Category: UIC Clinical
IRB: STUDY2024-1118 (Amendment pending)
Role: Primary fine-tuning dataset for multiclass disease classification
Size: ~100,000
Personnel: Georgie, CCTS, IS, Dr. Setabutr, Dr. Hribar
- Establish plan with CCTS and IS for EPIC extraction and CCTS duet
- Draft IRB amendment and Data Request Agreement (DRA)
- Obtain stakeholder sign-off from clinical and data teams
- Submit IRB amendment and DRA for approval
- Initiate CCTS data pull request
- Receive CCTS data
- Submit EPIC data extraction request
- Receive finalized datasets from CCTS and EPIC
- Assemble finalized multimodal clinical dataset for training
Auxiliary Oculoplastics Dataset — UIC Clinical
Five years of curated Dr. Tran’s oculoplastic cases. Backup fine-tuning dataset in case of delays or filtering issues in the primary retrospective dataset.
Category: UIC Clinical
IRB: STUDY2024-1118
Role: Auxiliary validation + fine-tuning dataset
Size: ~1,000
Personnel: Sophia, Dr. Tran, Georgie
- Coordinate disease categories + scope with Dr. Tran and Sophia
- Sophia generates curated dataset from EPIC
- Finalize dataset transfer to Georgie
UIC CFC Dataset — UIC Clinical
Existing dataset of craniofacial syndromes from prior work. Includes multiple craniofacial subtypes and paired periorbital distances.
Category: UIC Clinical
IRB: STUDY2024-1118
Role: Fine-tuning + validation for craniofacial tasks
Size: ~1,500
Personnel: Dr. Purnell, Georgie
- Obtain access to dataset + metadata from Dr. Purnell
- Curate and structure dataset
GVF Dataset — UIC Clinical
Images paired with Goldmann Visual Field measurements, used for functional regression and classification tasks.
Category: UIC Clinical
IRB: STUDY2024-1118
Role: Functional prediction dataset
Size: ~1,000
Personnel: Georgie, Sasha, Dr. Setabutr, Dr. Tran
- Establish list of ptosis patients with GVF values
- Define extracted fields (Georgie + Sasha)

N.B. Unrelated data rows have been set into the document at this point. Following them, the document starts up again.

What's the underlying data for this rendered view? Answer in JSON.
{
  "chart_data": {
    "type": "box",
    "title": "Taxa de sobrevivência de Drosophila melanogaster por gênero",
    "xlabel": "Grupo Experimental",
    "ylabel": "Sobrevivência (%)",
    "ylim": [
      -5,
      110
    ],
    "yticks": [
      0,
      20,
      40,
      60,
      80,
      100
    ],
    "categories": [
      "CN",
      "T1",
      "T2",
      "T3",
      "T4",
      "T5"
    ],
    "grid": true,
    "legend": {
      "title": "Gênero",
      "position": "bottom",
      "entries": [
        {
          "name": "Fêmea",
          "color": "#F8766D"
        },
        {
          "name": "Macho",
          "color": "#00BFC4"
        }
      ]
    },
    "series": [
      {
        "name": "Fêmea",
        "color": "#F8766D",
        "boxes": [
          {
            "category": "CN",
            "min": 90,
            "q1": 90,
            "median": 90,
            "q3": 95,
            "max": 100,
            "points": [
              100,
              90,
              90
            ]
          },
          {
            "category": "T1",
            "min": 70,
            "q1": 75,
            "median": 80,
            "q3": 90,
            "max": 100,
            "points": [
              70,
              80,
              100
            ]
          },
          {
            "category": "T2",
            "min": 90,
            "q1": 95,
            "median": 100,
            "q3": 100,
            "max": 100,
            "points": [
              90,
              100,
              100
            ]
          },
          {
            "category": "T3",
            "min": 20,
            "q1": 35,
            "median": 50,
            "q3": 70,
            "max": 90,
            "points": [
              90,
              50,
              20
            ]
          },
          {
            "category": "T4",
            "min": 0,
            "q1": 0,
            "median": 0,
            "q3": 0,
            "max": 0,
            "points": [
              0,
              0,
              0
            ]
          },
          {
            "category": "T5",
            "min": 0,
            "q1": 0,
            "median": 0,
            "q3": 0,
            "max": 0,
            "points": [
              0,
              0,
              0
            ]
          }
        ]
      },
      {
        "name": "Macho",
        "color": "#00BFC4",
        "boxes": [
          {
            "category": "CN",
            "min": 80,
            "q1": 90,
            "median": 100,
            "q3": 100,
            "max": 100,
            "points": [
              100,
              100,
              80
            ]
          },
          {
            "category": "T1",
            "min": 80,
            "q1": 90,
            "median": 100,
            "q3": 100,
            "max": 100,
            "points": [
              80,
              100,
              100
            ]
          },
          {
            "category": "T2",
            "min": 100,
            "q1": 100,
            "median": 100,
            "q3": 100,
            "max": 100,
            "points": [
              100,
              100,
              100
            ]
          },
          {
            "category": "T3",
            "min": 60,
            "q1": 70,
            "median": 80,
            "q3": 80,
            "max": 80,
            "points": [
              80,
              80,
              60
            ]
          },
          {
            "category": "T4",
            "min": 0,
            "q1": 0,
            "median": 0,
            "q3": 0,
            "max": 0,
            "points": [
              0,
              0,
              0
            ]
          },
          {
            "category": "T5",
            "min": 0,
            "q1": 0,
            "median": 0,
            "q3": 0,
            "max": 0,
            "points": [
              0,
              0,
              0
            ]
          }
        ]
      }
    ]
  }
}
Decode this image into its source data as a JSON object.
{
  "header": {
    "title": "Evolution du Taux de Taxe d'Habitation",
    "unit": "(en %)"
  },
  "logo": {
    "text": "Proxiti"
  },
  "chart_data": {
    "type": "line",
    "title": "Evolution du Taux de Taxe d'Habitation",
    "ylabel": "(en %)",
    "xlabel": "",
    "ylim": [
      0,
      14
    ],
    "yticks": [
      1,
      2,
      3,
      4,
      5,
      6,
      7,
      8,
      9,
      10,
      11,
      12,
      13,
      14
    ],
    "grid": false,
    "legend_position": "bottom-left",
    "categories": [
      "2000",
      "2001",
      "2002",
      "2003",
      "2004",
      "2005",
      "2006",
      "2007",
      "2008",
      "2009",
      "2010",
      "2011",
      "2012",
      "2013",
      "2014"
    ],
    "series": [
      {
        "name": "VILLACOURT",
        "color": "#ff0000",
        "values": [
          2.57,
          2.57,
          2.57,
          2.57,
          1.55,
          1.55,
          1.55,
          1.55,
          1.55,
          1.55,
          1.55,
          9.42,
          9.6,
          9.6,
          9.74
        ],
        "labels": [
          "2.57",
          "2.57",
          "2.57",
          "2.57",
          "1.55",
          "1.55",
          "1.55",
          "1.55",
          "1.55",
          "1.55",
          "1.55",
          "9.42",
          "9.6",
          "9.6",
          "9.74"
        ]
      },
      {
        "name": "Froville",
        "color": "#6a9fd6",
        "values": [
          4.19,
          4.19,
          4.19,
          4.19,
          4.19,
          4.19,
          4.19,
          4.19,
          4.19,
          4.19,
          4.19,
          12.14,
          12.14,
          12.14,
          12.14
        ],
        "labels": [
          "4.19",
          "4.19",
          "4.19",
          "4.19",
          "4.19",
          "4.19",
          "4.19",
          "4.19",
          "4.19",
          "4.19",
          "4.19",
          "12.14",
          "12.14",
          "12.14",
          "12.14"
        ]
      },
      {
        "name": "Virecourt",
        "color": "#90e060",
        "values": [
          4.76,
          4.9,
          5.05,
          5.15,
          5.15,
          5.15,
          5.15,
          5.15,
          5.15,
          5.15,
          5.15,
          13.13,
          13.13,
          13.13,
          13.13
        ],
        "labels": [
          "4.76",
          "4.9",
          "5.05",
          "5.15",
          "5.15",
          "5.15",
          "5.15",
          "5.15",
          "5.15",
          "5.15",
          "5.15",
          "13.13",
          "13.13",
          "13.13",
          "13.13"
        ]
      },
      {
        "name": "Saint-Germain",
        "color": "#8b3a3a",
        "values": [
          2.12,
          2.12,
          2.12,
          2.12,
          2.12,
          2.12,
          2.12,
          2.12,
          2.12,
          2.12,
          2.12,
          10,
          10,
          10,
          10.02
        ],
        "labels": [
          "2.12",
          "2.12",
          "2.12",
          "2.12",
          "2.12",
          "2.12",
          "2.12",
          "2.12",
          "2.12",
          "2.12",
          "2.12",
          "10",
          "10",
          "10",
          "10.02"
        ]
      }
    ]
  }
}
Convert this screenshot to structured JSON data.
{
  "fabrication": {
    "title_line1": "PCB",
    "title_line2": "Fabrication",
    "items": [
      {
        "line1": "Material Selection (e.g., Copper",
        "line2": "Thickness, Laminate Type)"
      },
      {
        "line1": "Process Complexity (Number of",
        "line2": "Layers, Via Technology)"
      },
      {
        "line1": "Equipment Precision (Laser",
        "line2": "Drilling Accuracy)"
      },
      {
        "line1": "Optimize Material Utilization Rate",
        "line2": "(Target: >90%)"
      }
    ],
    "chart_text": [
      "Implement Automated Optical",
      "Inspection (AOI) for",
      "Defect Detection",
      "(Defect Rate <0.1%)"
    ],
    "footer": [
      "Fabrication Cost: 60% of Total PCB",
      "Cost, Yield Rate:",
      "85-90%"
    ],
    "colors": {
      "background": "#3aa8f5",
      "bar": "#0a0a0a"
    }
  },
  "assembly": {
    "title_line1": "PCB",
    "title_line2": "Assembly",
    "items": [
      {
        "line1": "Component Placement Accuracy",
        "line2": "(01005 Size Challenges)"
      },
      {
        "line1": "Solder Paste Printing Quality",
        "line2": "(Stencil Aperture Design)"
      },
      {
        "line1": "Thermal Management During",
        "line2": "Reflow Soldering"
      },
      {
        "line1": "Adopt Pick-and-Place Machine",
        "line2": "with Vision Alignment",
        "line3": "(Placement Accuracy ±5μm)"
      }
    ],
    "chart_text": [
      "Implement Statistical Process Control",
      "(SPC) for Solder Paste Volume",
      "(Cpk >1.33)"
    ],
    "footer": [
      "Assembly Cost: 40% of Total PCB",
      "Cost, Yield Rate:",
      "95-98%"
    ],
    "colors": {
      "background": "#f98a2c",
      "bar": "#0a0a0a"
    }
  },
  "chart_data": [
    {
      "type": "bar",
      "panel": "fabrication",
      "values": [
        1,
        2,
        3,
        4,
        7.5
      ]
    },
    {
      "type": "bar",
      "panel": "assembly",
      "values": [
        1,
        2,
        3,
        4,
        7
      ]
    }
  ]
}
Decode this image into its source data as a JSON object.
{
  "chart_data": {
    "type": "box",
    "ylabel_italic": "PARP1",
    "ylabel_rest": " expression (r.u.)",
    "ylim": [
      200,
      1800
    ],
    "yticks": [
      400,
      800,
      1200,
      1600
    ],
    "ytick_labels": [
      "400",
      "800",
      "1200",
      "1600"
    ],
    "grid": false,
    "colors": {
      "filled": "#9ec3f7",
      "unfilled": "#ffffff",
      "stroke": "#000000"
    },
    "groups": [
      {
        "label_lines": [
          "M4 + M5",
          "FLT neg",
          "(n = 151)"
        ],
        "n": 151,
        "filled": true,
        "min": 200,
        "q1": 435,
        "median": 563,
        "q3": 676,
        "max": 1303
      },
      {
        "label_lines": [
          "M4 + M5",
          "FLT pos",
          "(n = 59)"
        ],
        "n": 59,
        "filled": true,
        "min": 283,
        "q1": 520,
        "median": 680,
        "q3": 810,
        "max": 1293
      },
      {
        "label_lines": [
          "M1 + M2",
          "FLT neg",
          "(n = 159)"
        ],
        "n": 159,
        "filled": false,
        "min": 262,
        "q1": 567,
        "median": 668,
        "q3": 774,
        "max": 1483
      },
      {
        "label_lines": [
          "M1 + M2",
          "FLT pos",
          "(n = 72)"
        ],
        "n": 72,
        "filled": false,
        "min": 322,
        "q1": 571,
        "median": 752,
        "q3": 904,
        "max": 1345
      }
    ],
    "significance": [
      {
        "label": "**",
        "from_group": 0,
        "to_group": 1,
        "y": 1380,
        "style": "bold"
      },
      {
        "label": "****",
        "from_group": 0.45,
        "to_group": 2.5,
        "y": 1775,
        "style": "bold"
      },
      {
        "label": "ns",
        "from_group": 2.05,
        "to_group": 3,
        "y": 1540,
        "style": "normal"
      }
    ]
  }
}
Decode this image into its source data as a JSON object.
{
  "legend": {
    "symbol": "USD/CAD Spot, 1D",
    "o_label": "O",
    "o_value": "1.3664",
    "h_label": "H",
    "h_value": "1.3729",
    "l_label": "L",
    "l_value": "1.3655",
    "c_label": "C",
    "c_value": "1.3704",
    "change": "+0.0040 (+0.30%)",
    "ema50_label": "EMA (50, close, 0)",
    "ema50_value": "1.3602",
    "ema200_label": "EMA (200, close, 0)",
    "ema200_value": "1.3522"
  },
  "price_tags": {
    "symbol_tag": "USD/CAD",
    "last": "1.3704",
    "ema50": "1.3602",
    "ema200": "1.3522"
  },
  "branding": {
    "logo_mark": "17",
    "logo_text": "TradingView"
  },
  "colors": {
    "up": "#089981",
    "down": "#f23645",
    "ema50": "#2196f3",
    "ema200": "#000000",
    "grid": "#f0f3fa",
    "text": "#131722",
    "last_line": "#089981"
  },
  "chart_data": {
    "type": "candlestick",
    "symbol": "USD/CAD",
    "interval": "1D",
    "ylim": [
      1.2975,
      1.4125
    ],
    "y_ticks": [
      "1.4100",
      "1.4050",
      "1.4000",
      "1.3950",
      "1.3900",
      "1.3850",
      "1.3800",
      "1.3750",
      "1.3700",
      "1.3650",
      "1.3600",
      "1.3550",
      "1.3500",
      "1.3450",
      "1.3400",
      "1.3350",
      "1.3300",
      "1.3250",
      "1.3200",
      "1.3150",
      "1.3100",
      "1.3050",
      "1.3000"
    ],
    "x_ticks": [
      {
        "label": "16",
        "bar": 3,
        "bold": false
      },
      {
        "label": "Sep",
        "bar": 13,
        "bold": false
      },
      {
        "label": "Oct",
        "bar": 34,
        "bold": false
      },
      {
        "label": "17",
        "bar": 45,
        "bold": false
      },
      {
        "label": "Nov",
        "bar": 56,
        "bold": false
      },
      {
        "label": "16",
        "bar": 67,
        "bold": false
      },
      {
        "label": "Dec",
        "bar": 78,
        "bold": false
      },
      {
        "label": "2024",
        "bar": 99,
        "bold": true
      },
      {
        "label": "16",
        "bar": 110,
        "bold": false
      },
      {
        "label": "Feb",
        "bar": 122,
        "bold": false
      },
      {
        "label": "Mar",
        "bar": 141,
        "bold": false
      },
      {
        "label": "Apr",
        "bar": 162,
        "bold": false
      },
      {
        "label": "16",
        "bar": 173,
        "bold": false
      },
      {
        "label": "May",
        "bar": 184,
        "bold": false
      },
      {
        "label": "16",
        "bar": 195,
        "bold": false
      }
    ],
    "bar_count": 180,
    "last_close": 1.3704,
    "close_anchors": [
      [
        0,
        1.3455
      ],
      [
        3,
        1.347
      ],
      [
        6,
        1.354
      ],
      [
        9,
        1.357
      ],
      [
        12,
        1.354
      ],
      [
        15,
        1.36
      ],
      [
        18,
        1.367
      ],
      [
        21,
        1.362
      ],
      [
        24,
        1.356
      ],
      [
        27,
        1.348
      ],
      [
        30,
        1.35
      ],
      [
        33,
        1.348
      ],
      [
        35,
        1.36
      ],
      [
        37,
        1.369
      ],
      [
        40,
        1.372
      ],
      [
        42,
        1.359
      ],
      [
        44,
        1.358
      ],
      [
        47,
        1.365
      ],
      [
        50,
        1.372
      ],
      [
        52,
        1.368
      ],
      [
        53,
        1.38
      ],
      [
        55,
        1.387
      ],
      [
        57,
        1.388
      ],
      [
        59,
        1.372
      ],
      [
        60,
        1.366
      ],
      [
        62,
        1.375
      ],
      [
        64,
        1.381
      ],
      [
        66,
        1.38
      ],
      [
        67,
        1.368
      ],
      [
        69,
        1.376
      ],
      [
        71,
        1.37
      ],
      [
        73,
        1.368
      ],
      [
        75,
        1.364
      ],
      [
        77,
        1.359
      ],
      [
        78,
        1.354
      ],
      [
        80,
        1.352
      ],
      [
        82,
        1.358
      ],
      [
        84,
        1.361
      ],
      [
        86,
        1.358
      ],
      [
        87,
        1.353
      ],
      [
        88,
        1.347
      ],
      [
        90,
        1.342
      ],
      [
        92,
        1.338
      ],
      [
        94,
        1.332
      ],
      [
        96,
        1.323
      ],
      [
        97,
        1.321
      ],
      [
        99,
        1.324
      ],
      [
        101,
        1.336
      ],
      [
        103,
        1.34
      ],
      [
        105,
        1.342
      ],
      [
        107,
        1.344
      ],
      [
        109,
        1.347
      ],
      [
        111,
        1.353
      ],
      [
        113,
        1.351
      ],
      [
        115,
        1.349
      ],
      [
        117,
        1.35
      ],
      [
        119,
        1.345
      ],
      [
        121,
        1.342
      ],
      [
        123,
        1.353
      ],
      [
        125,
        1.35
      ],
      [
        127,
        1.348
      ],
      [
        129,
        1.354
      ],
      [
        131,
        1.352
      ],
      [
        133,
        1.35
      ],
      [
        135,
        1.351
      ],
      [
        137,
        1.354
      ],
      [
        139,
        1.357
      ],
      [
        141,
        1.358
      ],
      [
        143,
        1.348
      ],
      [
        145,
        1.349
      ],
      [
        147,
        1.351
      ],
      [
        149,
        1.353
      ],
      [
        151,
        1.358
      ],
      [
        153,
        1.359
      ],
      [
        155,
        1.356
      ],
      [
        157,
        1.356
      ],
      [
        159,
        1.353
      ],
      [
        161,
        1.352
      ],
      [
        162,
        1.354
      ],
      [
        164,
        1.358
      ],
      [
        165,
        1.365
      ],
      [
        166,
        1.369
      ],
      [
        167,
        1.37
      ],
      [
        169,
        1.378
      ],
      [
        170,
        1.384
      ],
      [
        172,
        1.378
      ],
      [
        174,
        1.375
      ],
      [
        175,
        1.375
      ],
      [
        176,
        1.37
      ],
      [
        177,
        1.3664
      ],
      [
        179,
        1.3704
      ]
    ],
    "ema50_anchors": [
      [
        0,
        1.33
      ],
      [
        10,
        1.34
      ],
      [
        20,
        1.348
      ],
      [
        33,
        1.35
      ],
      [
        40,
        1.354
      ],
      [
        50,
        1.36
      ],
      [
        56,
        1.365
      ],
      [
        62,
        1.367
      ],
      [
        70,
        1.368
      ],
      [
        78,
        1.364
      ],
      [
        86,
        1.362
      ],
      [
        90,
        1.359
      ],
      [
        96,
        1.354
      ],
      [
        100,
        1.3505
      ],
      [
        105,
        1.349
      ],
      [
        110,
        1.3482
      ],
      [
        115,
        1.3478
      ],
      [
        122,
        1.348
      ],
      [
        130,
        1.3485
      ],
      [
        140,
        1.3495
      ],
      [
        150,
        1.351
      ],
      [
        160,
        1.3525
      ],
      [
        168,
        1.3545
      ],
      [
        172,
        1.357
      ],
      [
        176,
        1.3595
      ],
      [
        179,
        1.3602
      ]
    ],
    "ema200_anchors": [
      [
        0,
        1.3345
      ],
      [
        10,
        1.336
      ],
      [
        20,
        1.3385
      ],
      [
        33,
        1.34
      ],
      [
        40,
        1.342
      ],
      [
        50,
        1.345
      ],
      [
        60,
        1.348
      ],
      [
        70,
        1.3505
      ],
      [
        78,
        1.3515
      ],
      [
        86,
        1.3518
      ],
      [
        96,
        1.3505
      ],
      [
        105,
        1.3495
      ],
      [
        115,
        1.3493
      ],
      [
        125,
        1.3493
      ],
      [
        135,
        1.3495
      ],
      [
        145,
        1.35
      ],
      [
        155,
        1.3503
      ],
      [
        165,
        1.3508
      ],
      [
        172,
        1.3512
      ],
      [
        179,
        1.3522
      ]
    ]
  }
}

- Medical students pull and organize dataset
- Transfer finalized dataset to Georgie
- Baseline GVF classification + regression
- Draft manuscript
- Submit manuscript following completion of Sasha’s thesis
Glorbit Global Datasets — Prospective Global
Prospective, globally diverse datasets collected through the Glorbit imaging platform at sites including Ecuador and future expansions in Peru, Panama, and Africa. Used for validation, epidemiology, usability assessment, and global robustness testing.
Category: Prospective Global
IRB: Site-specific; Ecuador approved; others pending
Role: Prospective validation + global robustness
Size: Target ~1,500 across 3–5 sites
Personnel: Georgie, Sasha, Dr. Setabutr, Dr. Tran, Dr. Larrick
Progress for all international sites is tracked on the Global Deployments page.